President Barack Obama speaks to a rally in The Oval at Ohio State University in Columbus, Ohio. (Larry Downin …
"Governor Romney said it was tragic to end the war in Iraq. I disagree. I think bringing our troops home to their families was the right thing to do," Obama told some 15,000 cheering supporters on the campus of Ohio State University.
"If he'd gotten his way, those troops would still be there. In a speech yesterday, he doubled down on that belief, he said ending that war was a mistake. After nine years of war, more than $1 trillion in spending, extraordinary sacrifices by our men and women and their families, he said we should still have troops on the ground in Iraq," Obama said.
"Well, you can't turn the page on the failed policies of the past if you're promising to repeat them. We cannot afford to go back to a foreign policy that gets us into wars with no plan to end them. We're moving forward, not going back," the president said.
In fact, the Obama administration held extensive talks with Iraq's government in an attempt to leave a contingent of combat forces there. Those negotiations failed, in part, because Baghdad refused to grant American troops and other personnel legal immunity from prosecution in Iraqi courts. The United States has not quite 300 troops on the ground today to help train Iraqi security forces.
In November 2011, the former Massachusetts governor branded the Democrat's timetable as "precipitous" and "tragic" and warned that "it puts at risk many of the victories that were hard won by the men and women who served there." Those warnings were commonplace among Republican critics of Obama's approach.
Romney made that point again in a major speech on foreign policy at the Virginia Military Institute on Monday.
"In Iraq the costly gains made by our troops are being eroded by rising violence, a resurgent al-Qaida, the weakening of democracy in Baghdad and the rising influence of Iran. And yet America's ability to influence events for the better in Iraq has been undermined by the abrupt withdrawal of our entire troop presence," he said.
In fact, the departure date was first set by former President George W. Bush in a status-of-forces agreement he signed in late 2008. That accord specified that American forces would have to leave by the end of 2011.
Wave after deadly wave of violence in Iraq, however, has underlined how the withdrawal of American forces does not mean the end of a war—merely the end of the American involvement in it.
Pressed on this point by Yahoo News at a briefing last week, White House spokesman Jay Carney said that "the president promised to responsibly end our war in Iraq, the United States military operation in Iraq.
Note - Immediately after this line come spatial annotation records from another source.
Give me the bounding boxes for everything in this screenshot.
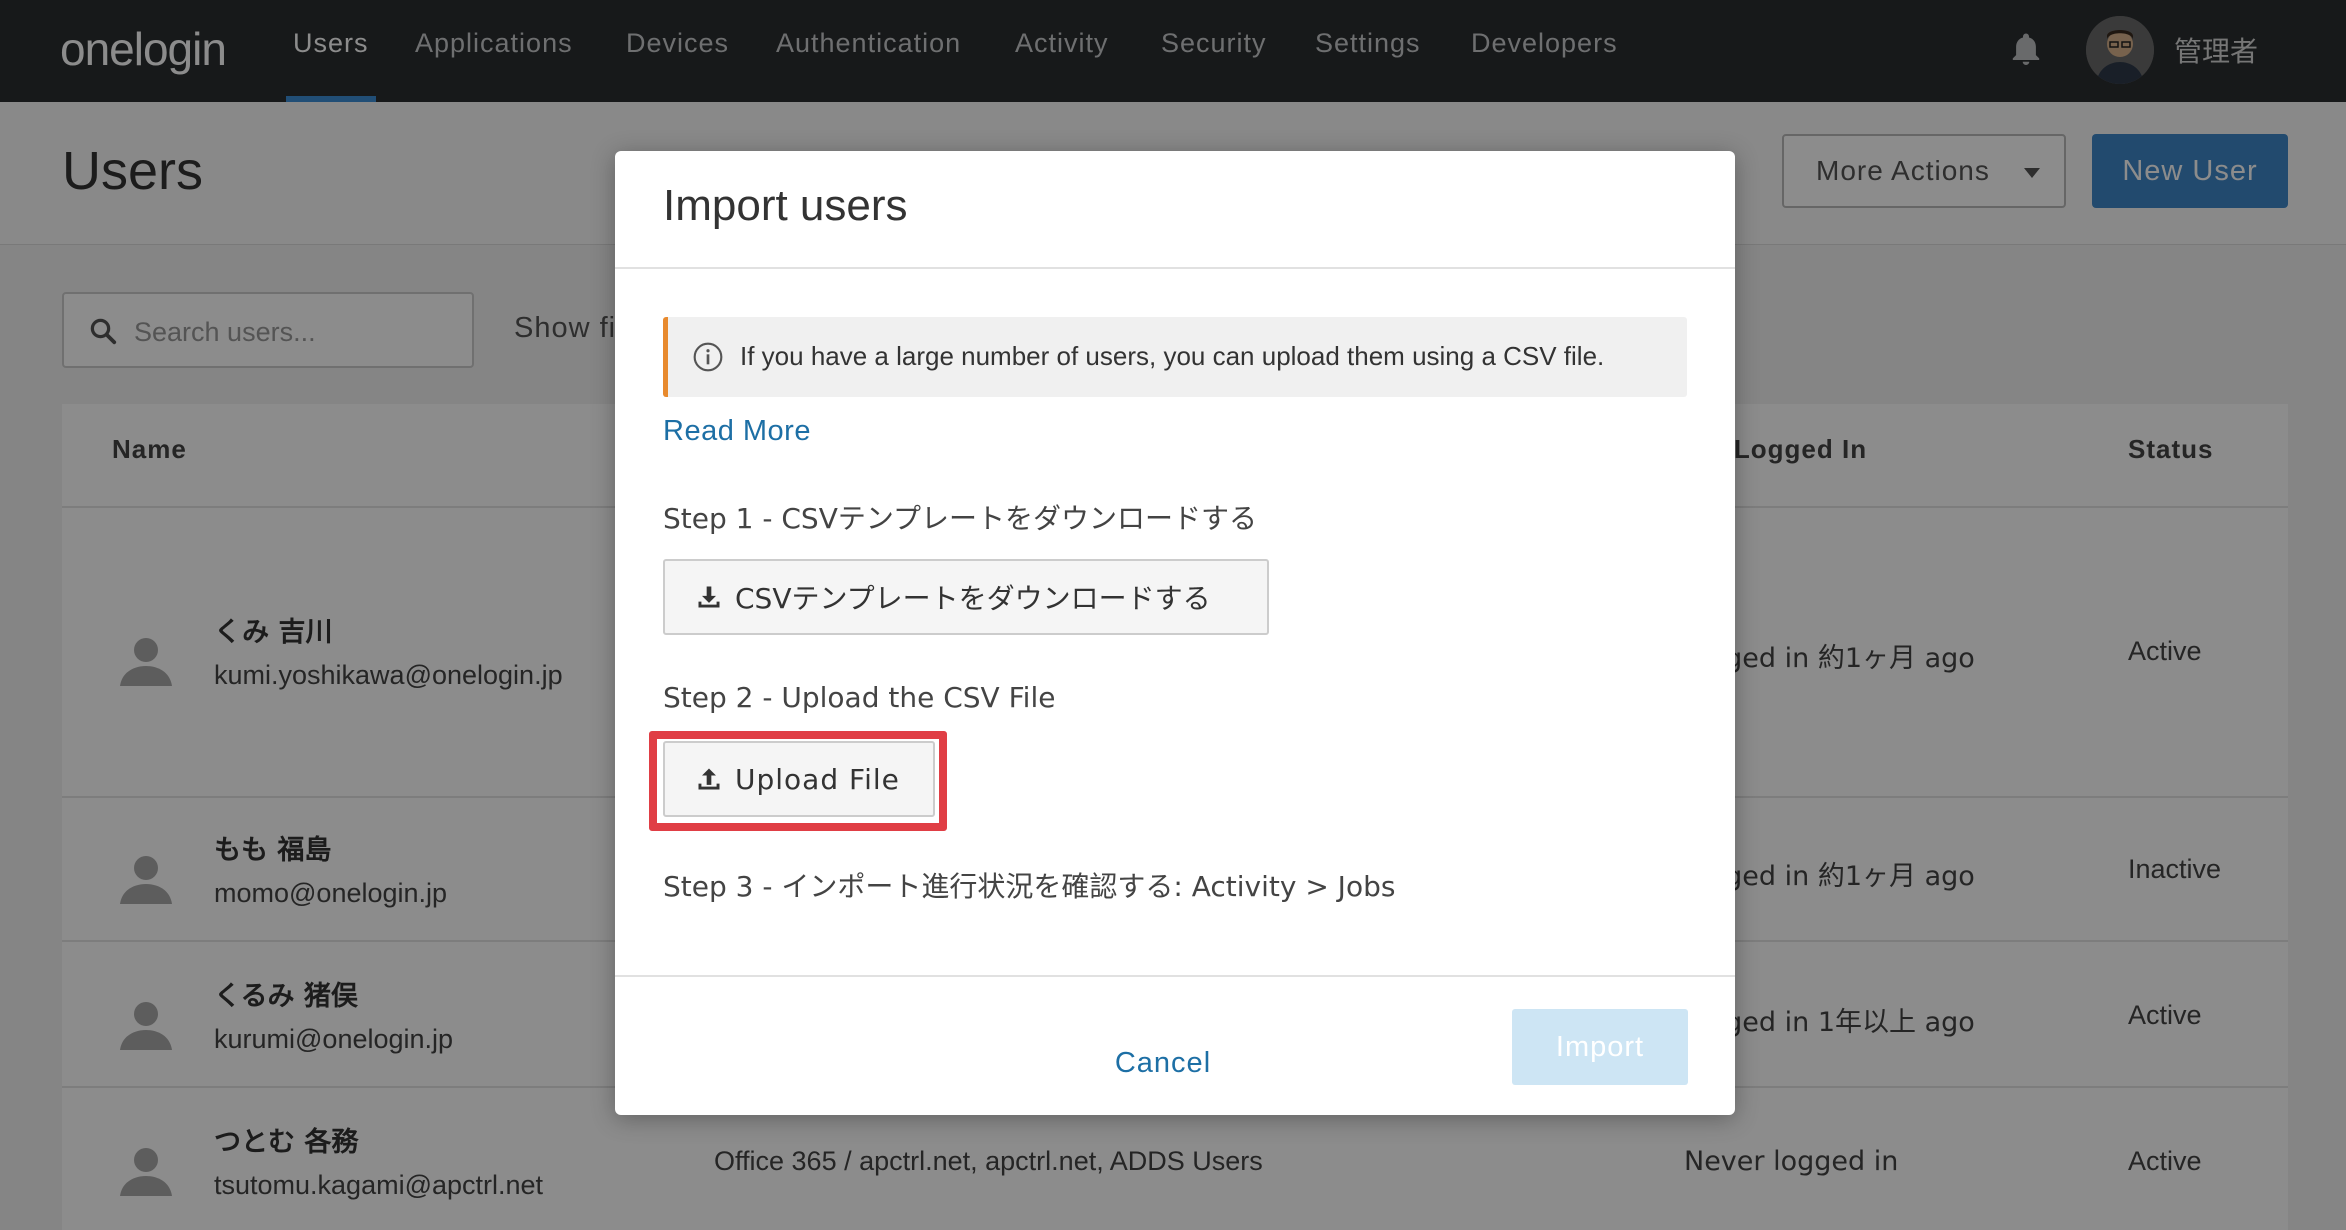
info-icon (693, 342, 723, 372)
step3-label: Step 3 - インポート進行状況を確認する: Activity > Jobs (663, 870, 1396, 903)
step1-label: Step 1 - CSVテンプレートをダウンロードする (663, 502, 1258, 535)
import-button[interactable]: Import (1512, 1009, 1688, 1085)
info-text: If you have a large number of users, you… (740, 341, 1605, 371)
read-more-link[interactable]: Read More (663, 415, 811, 448)
step2-label: Step 2 - Upload the CSV File (663, 681, 1056, 714)
upload-file-label: Upload File (735, 762, 900, 796)
download-csv-template-button[interactable]: CSVテンプレートをダウンロードする (663, 559, 1269, 635)
dialog-title: Import users (663, 181, 908, 230)
divider (615, 975, 1735, 977)
info-alert: If you have a large number of users, you… (663, 317, 1687, 397)
download-icon (698, 586, 720, 608)
divider (615, 267, 1735, 269)
download-csv-label: CSVテンプレートをダウンロードする (735, 582, 1211, 615)
upload-file-button[interactable]: Upload File (663, 741, 935, 817)
import-users-dialog: Import users If you have a large number … (615, 151, 1735, 1115)
cancel-button[interactable]: Cancel (1089, 1027, 1237, 1099)
upload-icon (698, 768, 720, 790)
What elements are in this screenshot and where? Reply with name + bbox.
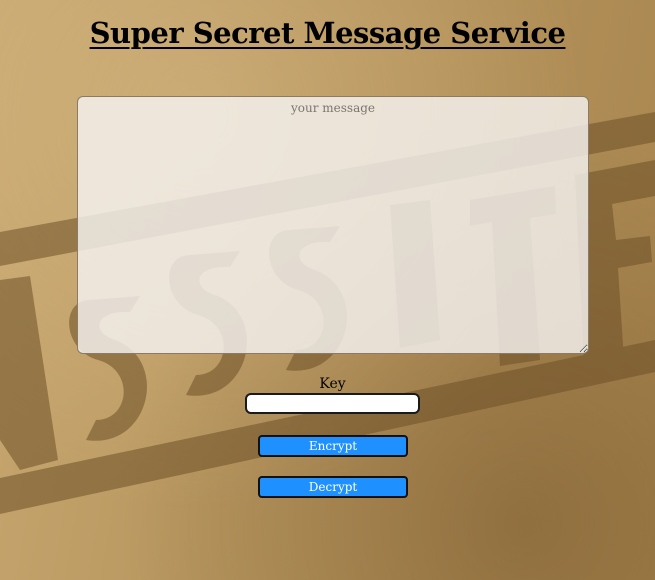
message-textarea[interactable] bbox=[77, 96, 589, 354]
key-input[interactable] bbox=[245, 393, 420, 414]
encrypt-button[interactable]: Encrypt bbox=[258, 435, 408, 457]
decrypt-button[interactable]: Decrypt bbox=[258, 476, 408, 498]
key-label: Key bbox=[319, 376, 346, 392]
page-title: Super Secret Message Service bbox=[89, 16, 566, 50]
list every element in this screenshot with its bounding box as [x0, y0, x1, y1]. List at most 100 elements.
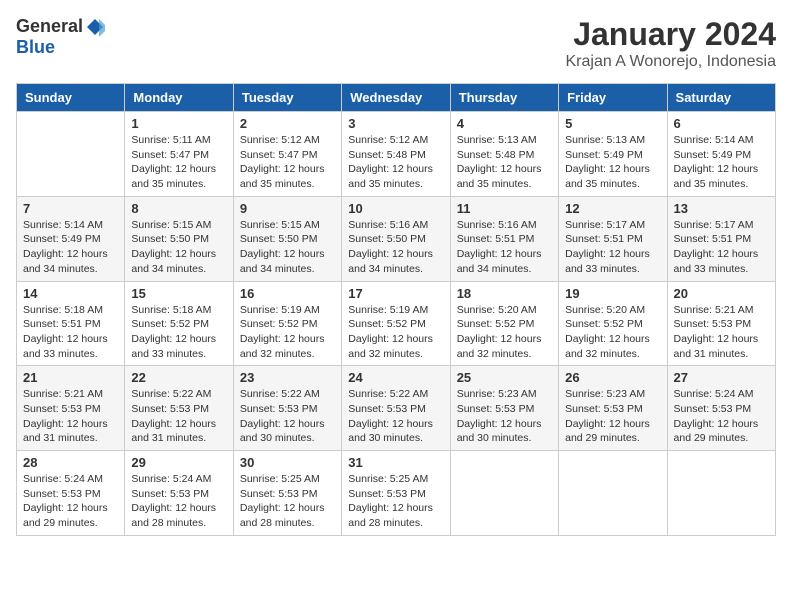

He did that and our troops came home." (Note: "our war.")
"We maintain an incredibly important and robust relationship with Iraq and the Iraqi government and Iraqi leaders," Carney said. "And we work with them all the time on both matters of mutual concern, regional issues, diplomatic issues, matters of economic growth and development, as well as matters where we can be of assistance on political reconciliation."
"It is absolutely the case that there is still violence in Iraq. It is also the case that throughout the last several years since President Obama has been in office, at key moments when Iraq's leaders have had to make choices about the future they want to pursue in Iraq and that they want for the Iraqi people, they have chosen politics over violence," Carney said.
"And that is certainly the direction that we encourage them to take in our efforts, diplomatic efforts, with the Iraqi government and other Iraqi leaders. And we'll continue to do that," the spokesman said.
Obama has repeatedly used Romney's opposition of the Iraq withdrawal as a political weapon. The war that began in March 2003 grew more and more unpopular over the years, with larger numbers of Americans saying it was not worth fighting. Obama has been arguing that Romney would take the country back to the foreign policy of Bush's first term.